A pure MPI application using mpirun
or mpiexec
with more ranks than the number of NUMA nodes may encounter an error similar to the following:
-------------------------------------------------------------------------- Open MPI tried to bind a new process, but something went wrong. The process was killed without launching the target application. Your job will now abort.

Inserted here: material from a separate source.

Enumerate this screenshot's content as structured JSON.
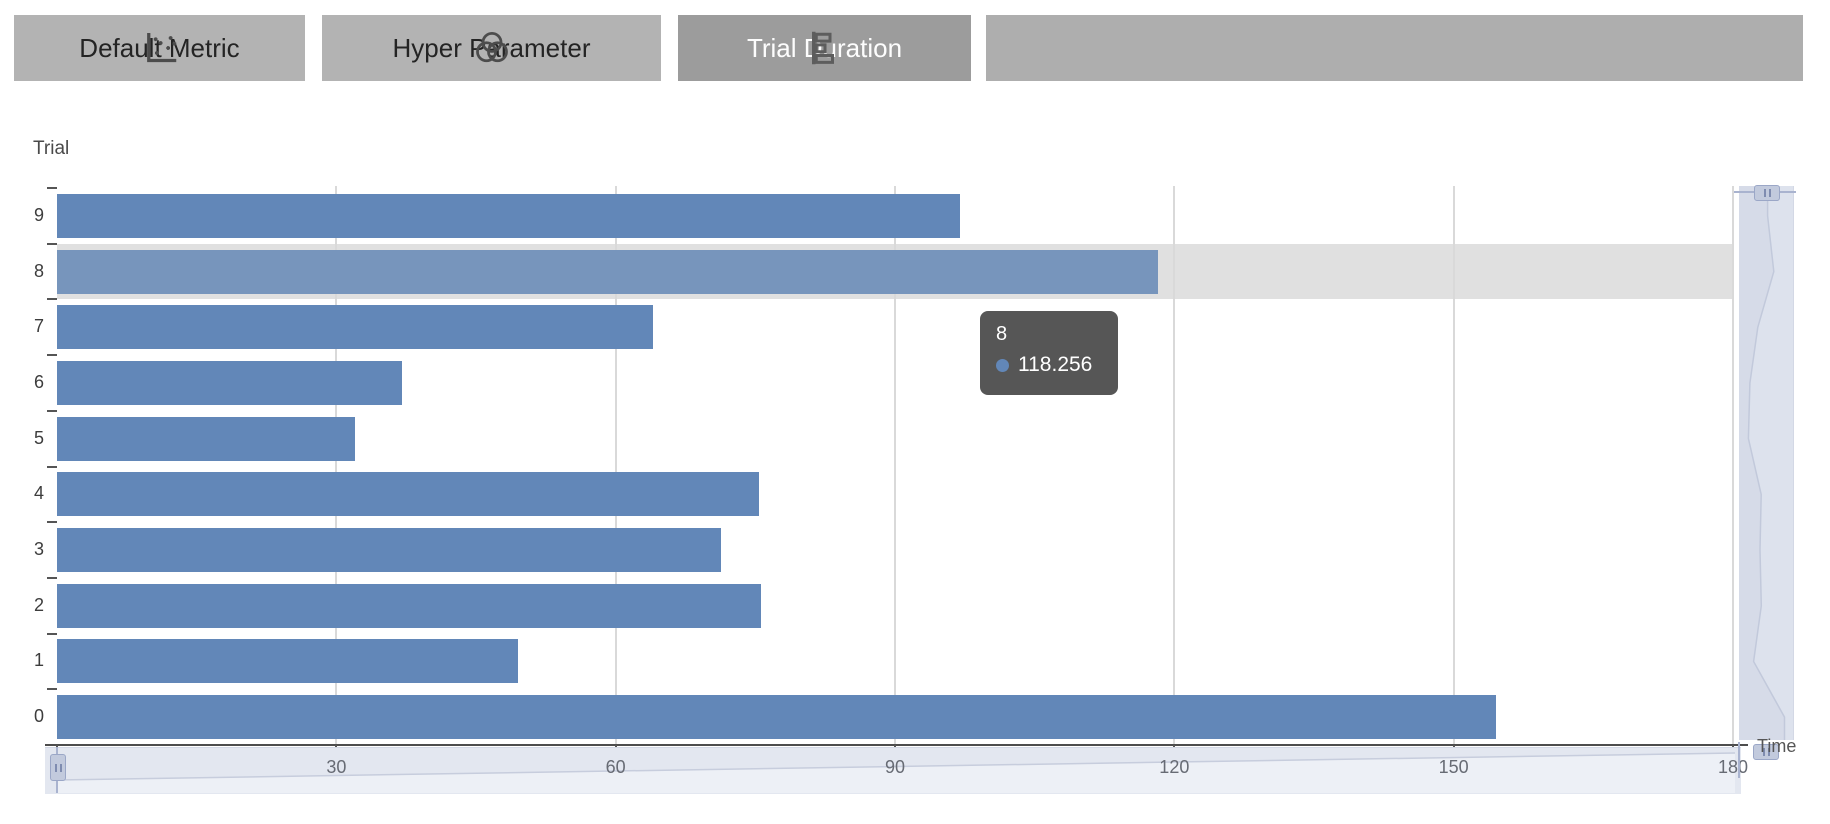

Local host: c0313 Application name: bin/placement_mpi Error message: hwloc_set_cpubind returned "Error" for bitmap "96" Location: rtc_hwloc.c:382 --------------------------------------------------------------------------
This occurs because OpenMPI attempts to bind a CPU that is already restricted by SLURM.
Additionally, an MPI+OpenMP application using mpirun
or mpiexec
may either bind multiple MPI ranks to the same socket or assign multiple threads to the same CPU core, leading to performance degradation.
Cause of the issue
We believe these issues stem from the HWLOC version shipped with OpenMPI or NVHPC being incompatible with the SLURM cgroup plugin or the system-wide HWLOC, as reported in this issue.
Affected versions
- OpenMPI: All openmpi/4.1.6 on Cardinal
- NVHPC: nvhpc/24.11 and nvhpc/25.1 on Asecnd and Cardinal
Workaround
To avoid these issues, use srun
to launch MPI applications instead of mpirun
or mpiexec
.